Campaign Legal Center lawyer Noble remains unconvinced. “The Internet is not a magic wand so that as long as you touch it to your spending in coordination with the campaign, the spending is exempt from the law.”

Jeb Bush and Right to Rise super-PAC

Of all the candidates, Jeb Bush is the one who has most angered campaign finance reformers, who argue the former Florida governor is making a mockery of coordination laws.

Before Bush officially announced he was running for president — Bush filed with the FEC on June 15 — he spent months doing things that campaign finance lawyer Noble said looked an awful lot like he was running for president.

Noble noted that Bush appears to have decided months before his official announcement not only that he would run for president but that his super-PAC, Right to Rise, would play an important role in his presidential campaign, and so he traveled around the country raising millions of dollars in donations for the super-PAC before pledging to cut ties on the day he announced.

Noble, whose group filed a complaint with the FEC against the Bush super-PAC, described as “egregious” the amount of time Bush spent coordinating with his super-PAC while maintaining he still had not decided whether to run for president.  

Bush’s tactic paid off, with Right to Rise dominating all other super-PACs in fundraising, taking in a midyear haul of more than $100 million. A Right to Rise spokesman said: “We fully comply with all FEC rules and regulations.”

Chris Christie and America Leads super-PAC

If in doubt, use telepathy.

Many of the super-PACs are run by people who are so close to the candidate that they already know what the candidate will think on any given issue. With a close enough confidant running the super-PAC, independent groups can be in sync without breaking coordination laws. 

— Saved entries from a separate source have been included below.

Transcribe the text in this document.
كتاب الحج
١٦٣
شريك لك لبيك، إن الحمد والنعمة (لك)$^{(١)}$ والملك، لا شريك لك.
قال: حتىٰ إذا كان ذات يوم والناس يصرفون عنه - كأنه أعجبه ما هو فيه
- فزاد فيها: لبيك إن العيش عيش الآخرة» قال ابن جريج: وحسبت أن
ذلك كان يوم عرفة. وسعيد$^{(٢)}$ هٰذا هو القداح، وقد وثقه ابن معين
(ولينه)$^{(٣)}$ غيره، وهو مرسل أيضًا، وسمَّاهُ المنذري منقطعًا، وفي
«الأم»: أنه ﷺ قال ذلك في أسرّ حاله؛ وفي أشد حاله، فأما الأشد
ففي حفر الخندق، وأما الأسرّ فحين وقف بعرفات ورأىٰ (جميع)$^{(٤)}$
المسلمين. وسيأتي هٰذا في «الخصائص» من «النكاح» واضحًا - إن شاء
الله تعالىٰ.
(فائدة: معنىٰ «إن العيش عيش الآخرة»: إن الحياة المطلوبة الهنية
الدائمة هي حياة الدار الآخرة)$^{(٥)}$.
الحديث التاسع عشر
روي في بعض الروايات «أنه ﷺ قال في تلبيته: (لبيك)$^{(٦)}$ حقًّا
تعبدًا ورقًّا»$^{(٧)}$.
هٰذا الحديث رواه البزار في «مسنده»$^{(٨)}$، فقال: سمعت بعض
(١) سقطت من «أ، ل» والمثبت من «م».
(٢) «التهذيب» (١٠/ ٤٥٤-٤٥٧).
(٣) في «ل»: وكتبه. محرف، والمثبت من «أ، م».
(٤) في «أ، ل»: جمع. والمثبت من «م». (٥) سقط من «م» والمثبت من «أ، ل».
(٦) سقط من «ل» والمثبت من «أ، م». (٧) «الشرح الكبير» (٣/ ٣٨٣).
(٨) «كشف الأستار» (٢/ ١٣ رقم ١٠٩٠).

A prominent exponent of the telepathy strategy is the group supporting the New Jersey governor.

“One of the things that benefits us is that we’re led by Phil Cox,” said Tucker Martin, a senior adviser to America Leads.

“Phil is one of the handful of people who know Governor Christie the very best.

“Because of their work together at the Republican Governors Association they formed a deep friendship. Phil knows what the governor is thinking before he says it.”

Martin said that once Christie announced his candidacy, the “spaceship goes up [and] there’s no communication.”

“[But] you’re not really flying blind if you’ve got a principal like Phil,” he added. 

“If I was a very rich donor who wanted to get into a super-PAC, the first question I’d ask is how close the person leading it is to the candidate.”